How I see my course design
How I see my course design

Two weeks ago I wrote about the lack of discussion in two online graduate courses with a combined enrollment of eleven students. These two courses ended yesterday and I’m now taking a break from grading final exams. Discussion decreased to zero in the last week of one of the courses and remained paltry in the other.

I created an ungraded, anonymous survey to try to find out what students thought was most useful about these courses. Perhaps how I think about course design, which includes weekly discussion, is very different from how students think about it. However, only two people responded to the survey, so I have to guess both about the causes of the problem and about potential remedies.

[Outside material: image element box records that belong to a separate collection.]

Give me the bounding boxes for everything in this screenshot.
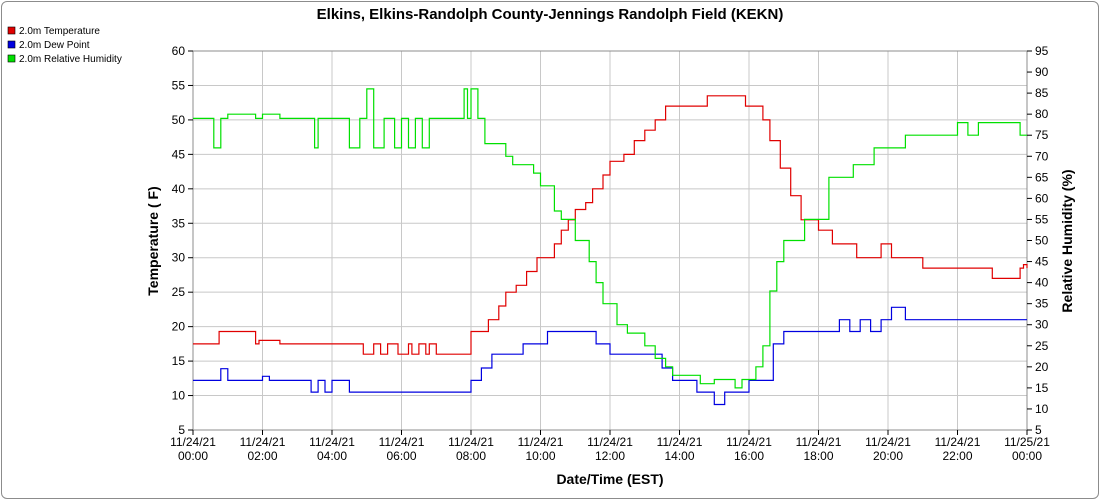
x-tick-time: 06:00 xyxy=(386,449,416,463)
series-group xyxy=(193,88,1028,406)
y2-tick-label: 35 xyxy=(1035,297,1049,311)
x-tick-date: 11/24/21 xyxy=(587,435,633,449)
x-tick-time: 12:00 xyxy=(595,449,625,463)
x-tick-time: 02:00 xyxy=(247,449,277,463)
series-line-2 xyxy=(193,88,1027,389)
x-tick-date: 11/24/21 xyxy=(379,435,425,449)
y2-tick-label: 65 xyxy=(1035,170,1049,184)
x-tick-time: 04:00 xyxy=(317,449,347,463)
y-tick-label: 40 xyxy=(172,182,186,196)
y-tick-label: 60 xyxy=(172,44,186,58)
y2-tick-label: 95 xyxy=(1035,44,1049,58)
y2-tick-label: 60 xyxy=(1035,191,1049,205)
y2-tick-label: 25 xyxy=(1035,339,1049,353)
y-tick-label: 10 xyxy=(172,389,186,403)
y-tick-label: 55 xyxy=(172,78,186,92)
x-tick-date: 11/24/21 xyxy=(726,435,772,449)
y-tick-label: 5 xyxy=(178,423,185,437)
legend-label: 2.0m Temperature xyxy=(19,26,100,37)
y2-tick-label: 80 xyxy=(1035,107,1049,121)
legend: 2.0m Temperature 2.0m Dew Point 2.0m Relat… xyxy=(7,26,122,65)
y2-tick-label: 90 xyxy=(1035,65,1049,79)
y2-axis-label: Relative Humidity (%) xyxy=(1059,169,1075,312)
y2-tick-label: 85 xyxy=(1035,86,1049,100)
x-tick-time: 08:00 xyxy=(456,449,486,463)
y2-tick-label: 20 xyxy=(1035,360,1049,374)
y-tick-label: 30 xyxy=(172,251,186,265)
x-tick-time: 18:00 xyxy=(803,449,833,463)
x-tick-date: 11/24/21 xyxy=(657,435,703,449)
x-tick-time: 20:00 xyxy=(873,449,903,463)
x-tick-date: 11/25/21 xyxy=(1004,435,1050,449)
x-tick-time: 00:00 xyxy=(178,449,208,463)
legend-label: 2.0m Dew Point xyxy=(19,40,90,51)
y2-tick-label: 45 xyxy=(1035,255,1049,269)
x-tick-time: 14:00 xyxy=(664,449,694,463)
legend-label: 2.0m Relative Humidity xyxy=(19,54,122,65)
y-axis-ticks: 5 10 15 20 25 30 35 40 45 50 55 60 xyxy=(172,44,193,437)
y-tick-label: 15 xyxy=(172,354,186,368)
x-tick-date: 11/24/21 xyxy=(448,435,494,449)
x-tick-date: 11/24/21 xyxy=(865,435,911,449)
y2-tick-label: 15 xyxy=(1035,381,1049,395)
x-axis-ticks: 11/24/2100:0011/24/2102:0011/24/2104:001… xyxy=(170,430,1050,463)
x-tick-date: 11/24/21 xyxy=(240,435,286,449)
y-tick-label: 45 xyxy=(172,147,186,161)
y2-axis-ticks: 5 10 15 20 25 30 35 40 45 50 55 60 65 70 75 80 85 90 95 xyxy=(1027,44,1049,437)
x-tick-time: 10:00 xyxy=(525,449,555,463)
x-axis-label: Date/Time (EST) xyxy=(556,471,663,487)
series-line-0 xyxy=(193,95,1028,355)
x-tick-date: 11/24/21 xyxy=(518,435,564,449)
y-tick-label: 25 xyxy=(172,285,186,299)
x-tick-date: 11/24/21 xyxy=(309,435,355,449)
y2-tick-label: 55 xyxy=(1035,212,1049,226)
legend-swatch xyxy=(7,26,16,35)
y-axis-label: Temperature ( F) xyxy=(145,186,161,295)
x-tick-date: 11/24/21 xyxy=(170,435,216,449)
y2-tick-label: 75 xyxy=(1035,128,1049,142)
x-tick-time: 16:00 xyxy=(734,449,764,463)
y2-tick-label: 50 xyxy=(1035,234,1049,248)
legend-swatch xyxy=(7,54,16,63)
x-tick-time: 22:00 xyxy=(942,449,972,463)
y2-tick-label: 40 xyxy=(1035,276,1049,290)
y-tick-label: 35 xyxy=(172,216,186,230)
series-line-1 xyxy=(193,306,1027,406)
y-tick-label: 20 xyxy=(172,320,186,334)
chart-title: Elkins, Elkins-Randolph County-Jennings … xyxy=(317,6,784,23)
y-tick-label: 50 xyxy=(172,113,186,127)
x-tick-time: 00:00 xyxy=(1012,449,1042,463)
grid xyxy=(192,50,1028,431)
y2-tick-label: 30 xyxy=(1035,318,1049,332)
x-tick-date: 11/24/21 xyxy=(935,435,981,449)
y2-tick-label: 70 xyxy=(1035,149,1049,163)
legend-swatch xyxy=(7,40,16,49)
y2-tick-label: 10 xyxy=(1035,402,1049,416)
y2-tick-label: 5 xyxy=(1035,423,1042,437)
x-tick-date: 11/24/21 xyxy=(796,435,842,449)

None of these remedies are very attractive to me. I could increase the weight of discussion participation in the final grade to something like 20 percent. But as I wrote previously, my online courses are populated primarily by adult students who have competing demands on their time — such as family and full-time careers. I do not want to penalize people too severely if writing about the course readings is all they have time for, especially since it’s my belief that students learn more from this than from participating in discussions with classmates who often have erroneous or biased points of view.

A second option is to require that each student submit a certain number of responses to other students’ discussion comments each week. But with only a half dozen or so students in a course, I suspect they will quickly just be repeating what others have already posted. 

How students might see my course design
How students might see my course design

A third possibility is to alter the discussion medium itself by requiring video rather than text posts.  Video comments were actually suggested at the blended learning conference that I recently attended as a way of enhancing online discussion, and so I inserted brief introductory videos into discussions beginning with the fourth week of class. But there are major drawbacks to this technique, too. Videos aren’t captioned, which contradicts universal design principles. Listening to comments made on video takes longer than reading text when the instructor is grading the quality of the content. And some students will invariably be incapable of producing video of sufficient quality or in a usable format.

The last option is to just abandon online discussions altogether — one less thing for me to grade — when a small number of students enroll in a course. Given students’ lack of engagement with online discussion this year, they must not have found it very important to their learning or to their grades, so eliminating it might not have much of a negative effect.